At all the schools and universities that we visited, representatives told us about shortages of basic teaching and learning materials, such as paper, pens, and pencils. Our delegation made a little dent in this problem by bringing such things as part of the donations we made at each institution to thank them for their hospitality. Our donations, however, did not address the limited supplies of chemicals and supplies that were needed in science laboratories in schools and universities. Nor did our donations on this trip provide for other needs, such as leotards and ballet slippers that were in short supply and in deteriorating condition at the Vicentina de la Torres Art School.

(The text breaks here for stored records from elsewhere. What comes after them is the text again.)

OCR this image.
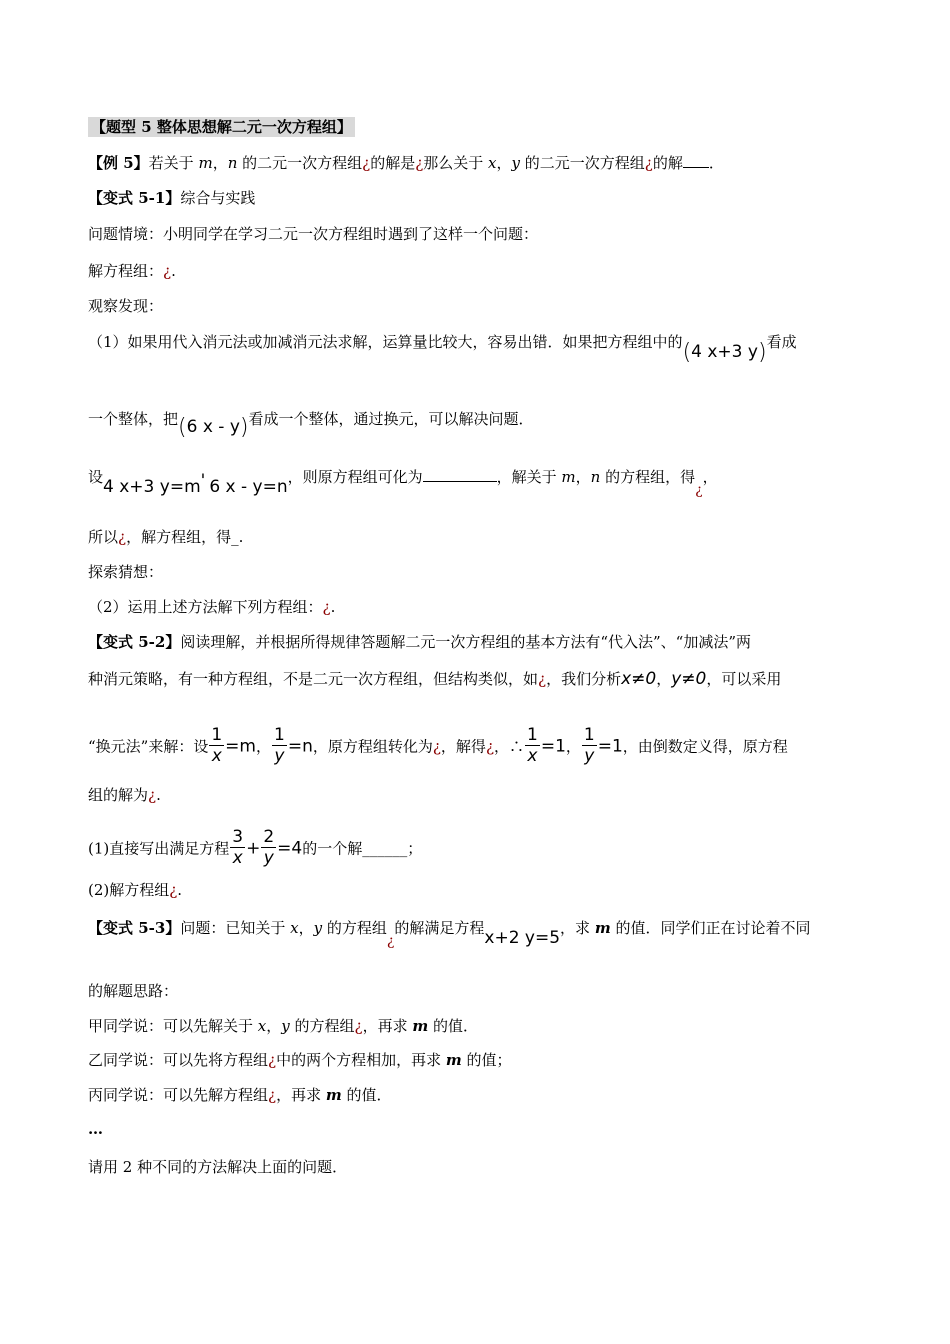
【题型 5 整体思想解二元一次方程组】
【例 5】若关于 m，n 的二元一次方程组¿的解是¿那么关于 x，y 的二元一次方程组¿的解 ．
【变式 5-1】综合与实践
问题情境：小明同学在学习二元一次方程组时遇到了这样一个问题：
解方程组：¿.
观察发现：
（1）如果用代入消元法或加减消元法求解，运算量比较大，容易出错．如果把方程组中的(4 x+3 y)看成
一个整体，把(6 x - y)看成一个整体，通过换元，可以解决问题．
设4 x+3 y=m' 6 x - y=n，则原方程组可化为	，解关于 m，n 的方程组，得¿，
所以¿，解方程组，得_.
探索猜想：
（2）运用上述方法解下列方程组：¿.
【变式 5-2】阅读理解，并根据所得规律答题解二元一次方程组的基本方法有“代入法”、“加减法”两
种消元策略，有一种方程组，不是二元一次方程组，但结构类似，如¿，我们分析x≠0，y≠0，可以采用
“换元法”来解：设 $\frac{1}{x} =m$， $\frac{1}{y} =n$，原方程组转化为¿，解得¿，∴ $\frac{1}{x} =1$， $\frac{1}{y} =1$，由倒数定义得，原方程
组的解为¿.
(1)直接写出满足方程 $\frac{3}{x} + \frac{2}{y} =4$的一个解______；
(2)解方程组¿.
【变式 5-3】问题：已知关于 x，y 的方程组¿的解满足方程x+2 y=5，求 m 的值．同学们正在讨论着不同
的解题思路：
甲同学说：可以先解关于 x，y 的方程组¿，再求 m 的值．
乙同学说：可以先将方程组¿中的两个方程相加，再求 m 的值；
丙同学说：可以先解方程组¿，再求 m 的值．
…
请用 2 种不同的方法解决上面的问题．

Professors at the University of Camagüey and the Carlos J. Findlay University of Medical Sciences informed us about their challenges in obtaining visas to travel to the US to attend conferences and how the blockade’s and SSOT list’s financial restrictions hampered their efforts to conduct research and other collaborative projects with colleagues at institutions in other countries in Africa, Asia, Europe, and Latin America.

It was noteworthy that many of the faculty members at the medical university had spent time in developing countries treating patients as part of medical brigades or in teaching courses in these countries’ medical training institutions.

While the challenges that our Cuban colleagues faced were often mentioned and very visible to us, the creativity and resilience of our hosts were also notable. In this regard, two institutions in the rural community of Sierra de Cubitas stands out: the Children’s Circle [preschool] “Smile for the Future” and the primary school named after the Mariana Grajales Cuello, the daughter of Dominican parents of mulatto race who was a heroine in Cuba’s wars for independence from Spain.

Granjales ran hospitals and provision grounds in base camps and frequently entering the battlefield to aid wounded soldiers, both Spanish and Cuban. At these institutions, teachers and parents devoted time and material resources to create instructional materials that the schools could not afford to purchase.

My UMD and GWU colleagues and I came away from these and other encounters with a deep sense of awe for our Cuban friends, who in the face of the blockade and Cuba’s inclusion on the SSOT list found ways to meet their daily living challenges as well as to make children’s and youth’s educational experiences valuable and productive.